In a village the size of Wellington, a home-town love can sometimes put you into interesting scenarios.
“I had my boyfriend’s mom in school. She was my junior (year) English teacher,” Norton said.
Norton graduated from Wellington High School in 1973 and attended Bowling Green State University. Craig and Norton kept together throughout college despite a long-distance relationship, as Craig went to Ohio State University.
In 1977, both Norton and Craig graduated from their respective colleges and were married in November at Brighton United Methodist Church in Wellington, where they still attend today.
Norton, along with an elementary education degree, has a master’s in administration.
Attending BGSU made Norton quite a hockey fan.
“Hockey is big at Bowling Green. I love it. I would go to games there. I have a hockey stick in my room and one time a student brought me a Bowling Green puck,” Norton said.
Out of college, Norton landed a kindergarten teaching position at Clearview, but the drive was too much with her home base still being in Wellington.

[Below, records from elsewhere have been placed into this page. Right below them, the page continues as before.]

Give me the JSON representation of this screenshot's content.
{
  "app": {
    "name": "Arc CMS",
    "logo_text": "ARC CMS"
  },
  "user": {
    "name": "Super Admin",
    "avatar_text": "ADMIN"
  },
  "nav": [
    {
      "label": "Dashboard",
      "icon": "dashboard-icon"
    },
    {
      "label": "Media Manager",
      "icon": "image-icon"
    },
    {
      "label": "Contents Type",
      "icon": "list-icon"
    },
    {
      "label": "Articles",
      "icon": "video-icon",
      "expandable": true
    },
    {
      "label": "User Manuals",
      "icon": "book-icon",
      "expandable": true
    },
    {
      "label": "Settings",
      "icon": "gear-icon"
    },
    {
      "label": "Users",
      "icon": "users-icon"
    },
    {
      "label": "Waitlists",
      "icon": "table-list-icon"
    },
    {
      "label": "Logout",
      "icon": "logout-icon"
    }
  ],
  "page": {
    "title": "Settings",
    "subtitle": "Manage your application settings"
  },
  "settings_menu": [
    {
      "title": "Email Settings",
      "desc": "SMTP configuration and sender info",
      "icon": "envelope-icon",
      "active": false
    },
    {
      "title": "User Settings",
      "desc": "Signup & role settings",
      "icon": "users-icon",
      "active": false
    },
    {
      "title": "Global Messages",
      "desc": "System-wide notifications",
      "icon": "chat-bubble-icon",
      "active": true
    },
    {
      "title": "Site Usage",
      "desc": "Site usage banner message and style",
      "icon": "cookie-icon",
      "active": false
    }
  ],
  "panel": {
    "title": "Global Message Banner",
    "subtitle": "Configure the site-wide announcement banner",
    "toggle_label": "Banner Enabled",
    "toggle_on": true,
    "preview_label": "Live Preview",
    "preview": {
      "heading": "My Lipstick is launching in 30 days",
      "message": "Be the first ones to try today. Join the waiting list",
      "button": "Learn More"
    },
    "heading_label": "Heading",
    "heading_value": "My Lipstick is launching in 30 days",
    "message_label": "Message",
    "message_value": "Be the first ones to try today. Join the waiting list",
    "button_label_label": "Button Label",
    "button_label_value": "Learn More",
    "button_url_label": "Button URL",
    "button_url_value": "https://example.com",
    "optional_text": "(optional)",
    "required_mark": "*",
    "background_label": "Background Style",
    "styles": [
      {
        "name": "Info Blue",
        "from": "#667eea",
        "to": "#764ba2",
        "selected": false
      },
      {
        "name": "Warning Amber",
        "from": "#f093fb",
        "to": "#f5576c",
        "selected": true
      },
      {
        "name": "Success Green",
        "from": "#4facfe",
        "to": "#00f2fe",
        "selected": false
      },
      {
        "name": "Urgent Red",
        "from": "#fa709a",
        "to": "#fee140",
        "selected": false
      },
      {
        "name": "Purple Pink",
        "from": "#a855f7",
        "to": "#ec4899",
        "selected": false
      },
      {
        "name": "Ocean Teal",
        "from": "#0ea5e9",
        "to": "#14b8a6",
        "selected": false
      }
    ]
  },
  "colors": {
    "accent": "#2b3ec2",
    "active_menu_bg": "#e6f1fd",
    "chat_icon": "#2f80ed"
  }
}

For the 1978-79 school year, Norton found a local teaching job at McCormick Middle School, and never left her room or building.
During her tenure, Norton has seen many changes throughout the teaching landscape, none more predominant than technology and the Internet.
“We had old lights and radiators. I learned how to hand thread a movie projector in college. Now it’s smart boards, ipads, computers,” Norton said.
Norton’s co-workers have gone through the changes as well and stayed strong.
“The staff comes and stays, it really is a strength of the district. It is a big staff; I had a lot of the teachers in fifth grade,” Norton said.
Spending all of her years at McCormick, Norton always hoped to see the facilities upgraded.
“It was always my goal to teach in a new building. The kids and the staff deserve it. The building is like an old Victorian home, a lot of history, but it can’t support the needs. Technology is so much a part of what we do now (teaching), and McCormick can’t support it,” Norton said.
“My class was the first class at Westwood. Then ‘72/73 at the new high school. I still call it that, the new high school. But McCormick is so old. It’s difficult to conduct classes sometimes when the kids are burned out from it being so hot in the building,” Norton said.
The McCormick building is full of old memories as well.
“It’s a small world, and now I’m having the children of the children I had in fifth grade. My memory is full of all the great people I’ve worked with, it’s been a close staff that always helped each other out, more like family,” Norton said.
Norton gets reminded of her service when she is out about town.
“It’s great going places and kids will say, ‘Oh Mrs. Norton, how are you?’ In a small town it’s great because you get to see the kids grow up. You’re always their teacher,” Norton said.
Every teacher has an impact on a student’s life, a number Norton has tried to calculate.
“By 10 a.m., I’ve had around 200 interactions with students. Kids want to share what they know,” Norton said.
As for Norton’s plan for retirement, “My husband bought me a banjo,” Norton said.